O governo federal iniciou uma ofensiva política para barrar a aprovação de propostas legislativas conhecidas como “pautas-bomba” no Congresso Nacional. A articulação, que envolve a equipe econômica, a Casa Civil e a Secretaria de Relações Institucionais (SRI), busca evitar um impacto fiscal bilionário em um ano marcado por eleições municipais. O objetivo central da estratégia é preservar a sustentabilidade do arcabouço fiscal e impedir que medidas de apelo eleitoral comprometam o orçamento público previsto para o exercício de 2024.
De acordo com informações do Jota, a movimentação ocorre em um cenário de alta pressão política, no qual parlamentares buscam aprovar projetos que aumentam gastos ou reduzem receitas da União.
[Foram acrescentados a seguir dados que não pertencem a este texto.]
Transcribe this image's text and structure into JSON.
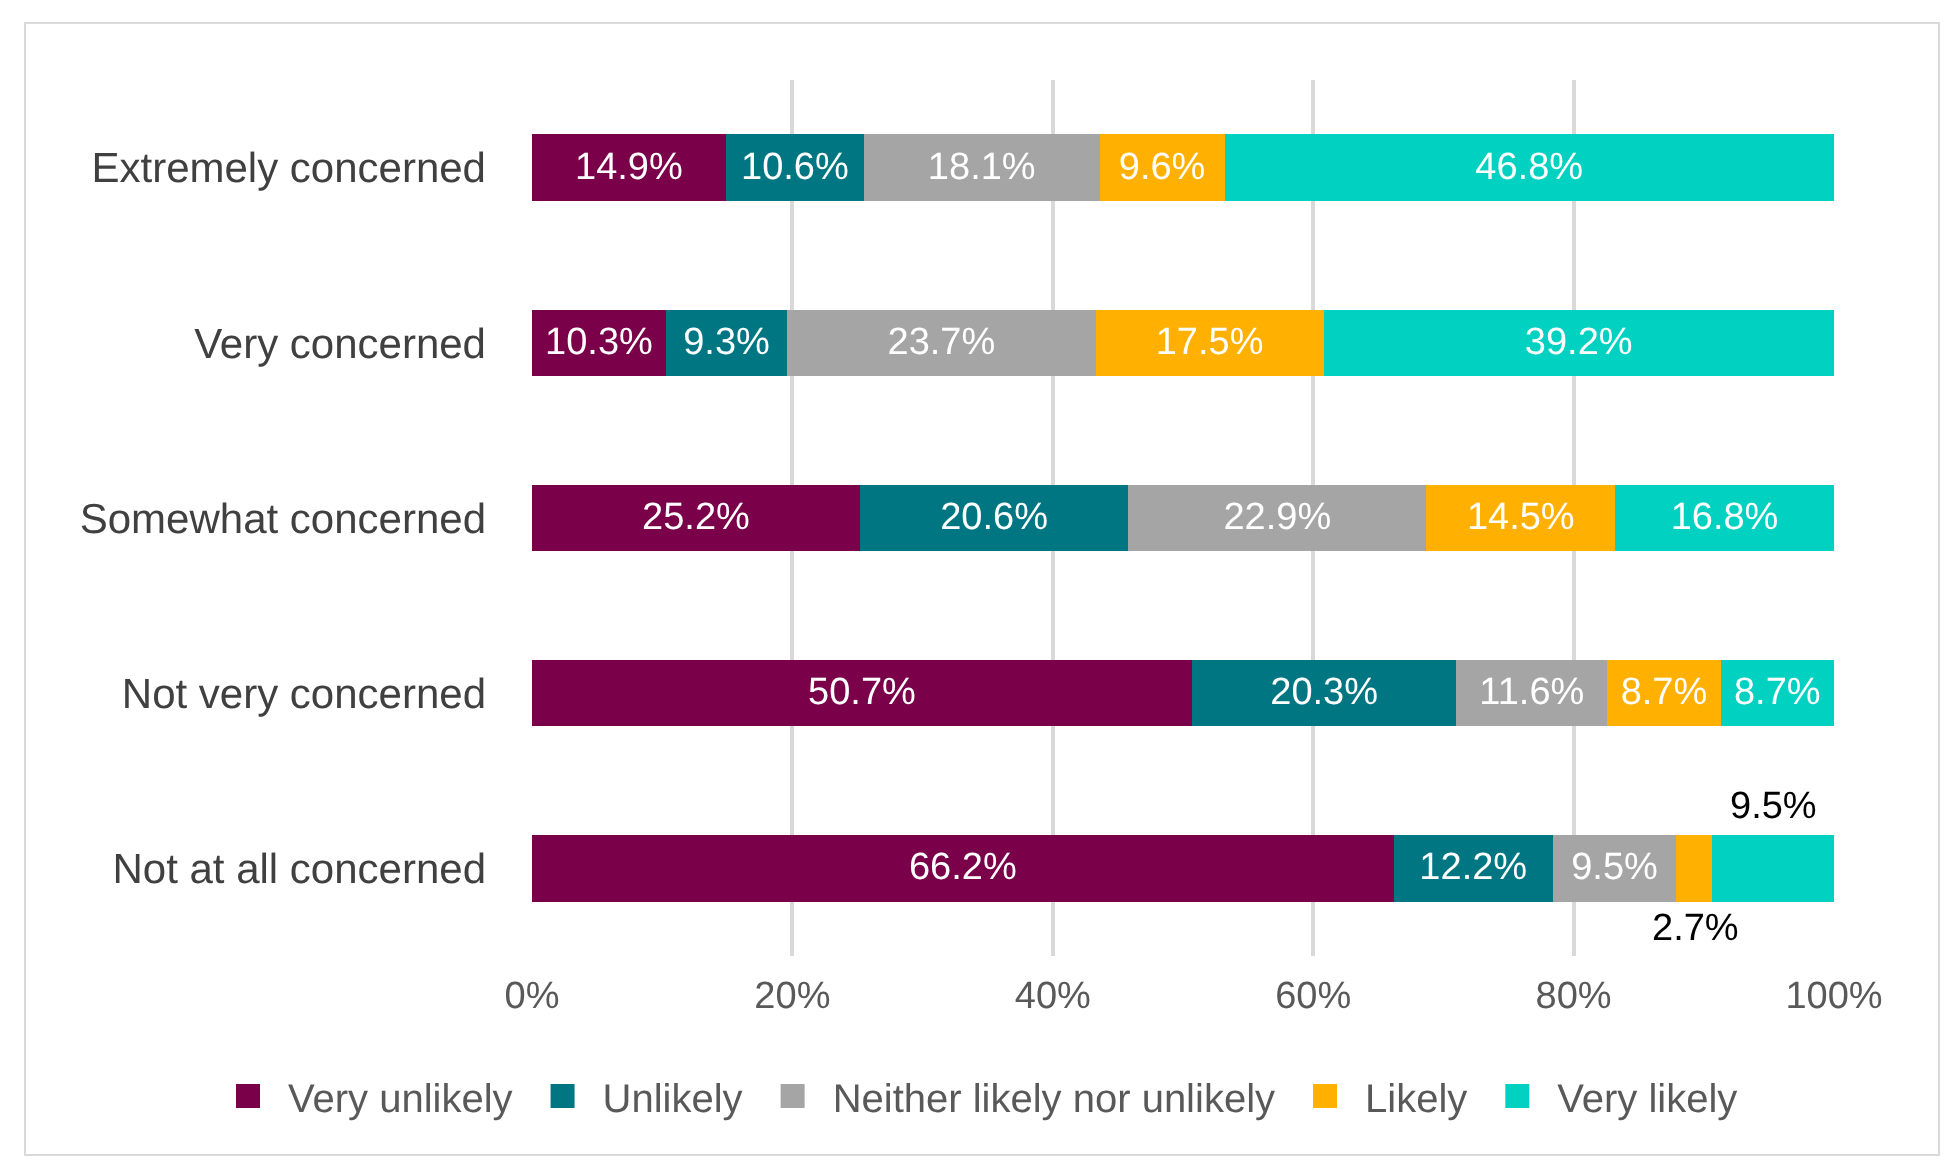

O Palácio do Planalto monitora de perto as movimentações legislativas, uma vez que o desequilíbrio das contas pode elevar a inflação e prejudicar a trajetória de queda dos juros básicos da economia.
Como o governo pretende conter o avanço das pautas-bomba?
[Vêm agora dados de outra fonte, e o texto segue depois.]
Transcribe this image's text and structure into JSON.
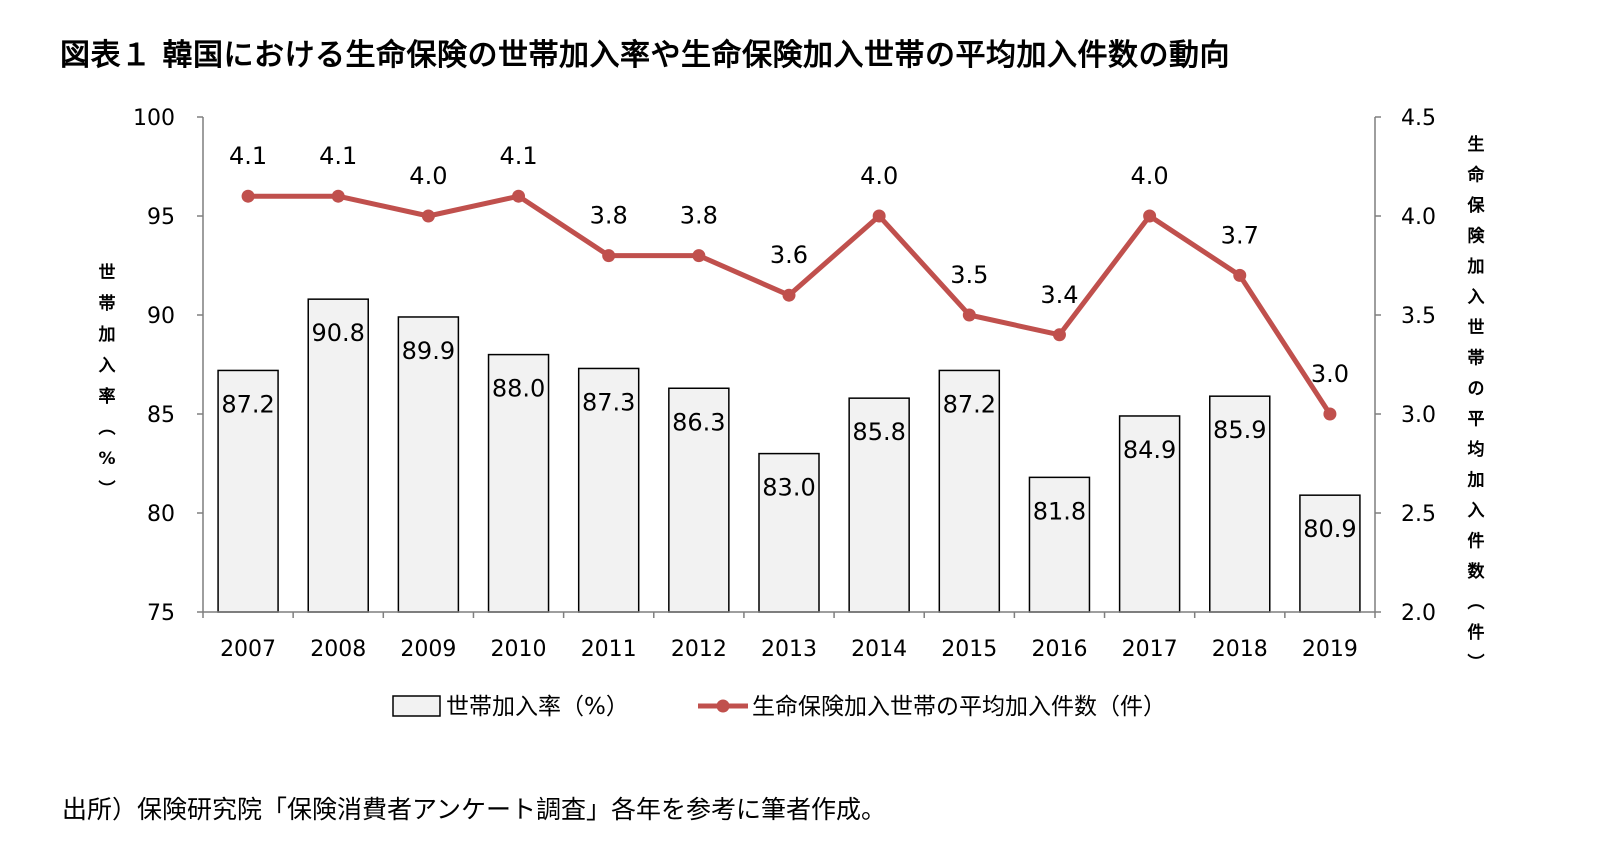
{
  "title": "図表１ 韓国における生命保険の世帯加入率や生命保険加入世帯の平均加入件数の動向",
  "source": "出所）保険研究院「保険消費者アンケート調査」各年を参考に筆者作成。",
  "chart_data": {
    "type": "bar+line",
    "categories": [
      "2007",
      "2008",
      "2009",
      "2010",
      "2011",
      "2012",
      "2013",
      "2014",
      "2015",
      "2016",
      "2017",
      "2018",
      "2019"
    ],
    "series": [
      {
        "name": "世帯加入率（%）",
        "type": "bar",
        "axis": "left",
        "values": [
          87.2,
          90.8,
          89.9,
          88.0,
          87.3,
          86.3,
          83.0,
          85.8,
          87.2,
          81.8,
          84.9,
          85.9,
          80.9
        ],
        "labels": [
          "87.2",
          "90.8",
          "89.9",
          "88.0",
          "87.3",
          "86.3",
          "83.0",
          "85.8",
          "87.2",
          "81.8",
          "84.9",
          "85.9",
          "80.9"
        ],
        "color": "#f2f2f2",
        "border": "#000000"
      },
      {
        "name": "生命保険加入世帯の平均加入件数（件）",
        "type": "line",
        "axis": "right",
        "values": [
          4.1,
          4.1,
          4.0,
          4.1,
          3.8,
          3.8,
          3.6,
          4.0,
          3.5,
          3.4,
          4.0,
          3.7,
          3.0
        ],
        "labels": [
          "4.1",
          "4.1",
          "4.0",
          "4.1",
          "3.8",
          "3.8",
          "3.6",
          "4.0",
          "3.5",
          "3.4",
          "4.0",
          "3.7",
          "3.0"
        ],
        "color": "#c0504d"
      }
    ],
    "left_axis": {
      "label": "世帯加入率（%）",
      "range": [
        75,
        100
      ],
      "ticks": [
        "75",
        "80",
        "85",
        "90",
        "95",
        "100"
      ]
    },
    "right_axis": {
      "label": "生命保険加入世帯の平均加入件数（件）",
      "range": [
        2.0,
        4.5
      ],
      "ticks": [
        "2.0",
        "2.5",
        "3.0",
        "3.5",
        "4.0",
        "4.5"
      ]
    },
    "grid": false,
    "legend_position": "bottom"
  }
}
A tática da gestão federal envolve o monitoramento direto de projetos que tramitam nas comissões temáticas da Câmara dos Deputados e do Senado Federal. Ministros como Fernando Haddad e Simone Tebet têm reforçado o diálogo com as lideranças partidárias para demonstrar que o equilíbrio fiscal é fundamental para a estabilidade do país. O governo busca substituir propostas de alto custo por alternativas que não desestruturem o planejamento orçamentário anual.
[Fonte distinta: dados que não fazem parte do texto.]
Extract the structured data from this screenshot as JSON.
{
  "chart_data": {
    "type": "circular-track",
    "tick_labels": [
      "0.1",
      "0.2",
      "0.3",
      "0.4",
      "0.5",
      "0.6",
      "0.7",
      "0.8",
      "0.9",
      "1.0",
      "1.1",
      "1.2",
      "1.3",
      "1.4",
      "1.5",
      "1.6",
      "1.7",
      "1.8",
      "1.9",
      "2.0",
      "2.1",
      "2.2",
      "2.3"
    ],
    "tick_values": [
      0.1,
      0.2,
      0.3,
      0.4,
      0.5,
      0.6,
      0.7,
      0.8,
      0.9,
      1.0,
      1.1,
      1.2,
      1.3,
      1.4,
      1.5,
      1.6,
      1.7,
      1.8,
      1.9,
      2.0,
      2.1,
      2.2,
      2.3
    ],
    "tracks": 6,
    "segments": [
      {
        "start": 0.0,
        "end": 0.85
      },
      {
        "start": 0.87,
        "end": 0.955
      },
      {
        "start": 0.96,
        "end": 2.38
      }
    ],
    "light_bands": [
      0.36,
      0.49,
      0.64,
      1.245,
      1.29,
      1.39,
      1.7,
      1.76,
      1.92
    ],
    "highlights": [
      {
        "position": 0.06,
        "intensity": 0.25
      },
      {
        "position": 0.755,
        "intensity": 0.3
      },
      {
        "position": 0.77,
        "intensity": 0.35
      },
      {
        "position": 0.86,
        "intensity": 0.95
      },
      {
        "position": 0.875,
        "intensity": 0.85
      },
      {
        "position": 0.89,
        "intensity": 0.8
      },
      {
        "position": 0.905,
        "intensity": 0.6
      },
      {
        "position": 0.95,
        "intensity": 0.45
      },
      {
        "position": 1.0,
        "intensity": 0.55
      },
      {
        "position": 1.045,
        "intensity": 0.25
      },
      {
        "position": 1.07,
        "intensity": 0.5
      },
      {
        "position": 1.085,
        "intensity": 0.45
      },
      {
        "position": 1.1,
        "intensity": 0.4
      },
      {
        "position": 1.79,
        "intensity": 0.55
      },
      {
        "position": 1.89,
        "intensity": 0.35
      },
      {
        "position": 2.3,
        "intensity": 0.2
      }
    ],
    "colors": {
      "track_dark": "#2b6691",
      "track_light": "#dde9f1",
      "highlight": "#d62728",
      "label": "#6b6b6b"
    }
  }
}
A Casa Civil, sob a liderança do ministro Rui Costa, e a Secretaria de Relações Institucionais, comandada por Alexandre Padilha, atuam na linha de frente da negociação política. Em ano eleitoral, a pressão por liberação de emendas e criação de novos programas sociais aumenta significativamente, o que torna o trabalho de contenção de gastos um desafio constante. A orientação é evitar que o governo sofra derrotas em plenário que resultem em despesas obrigatórias não previstas.
Qual é o papel da equipe econômica nessa articulação?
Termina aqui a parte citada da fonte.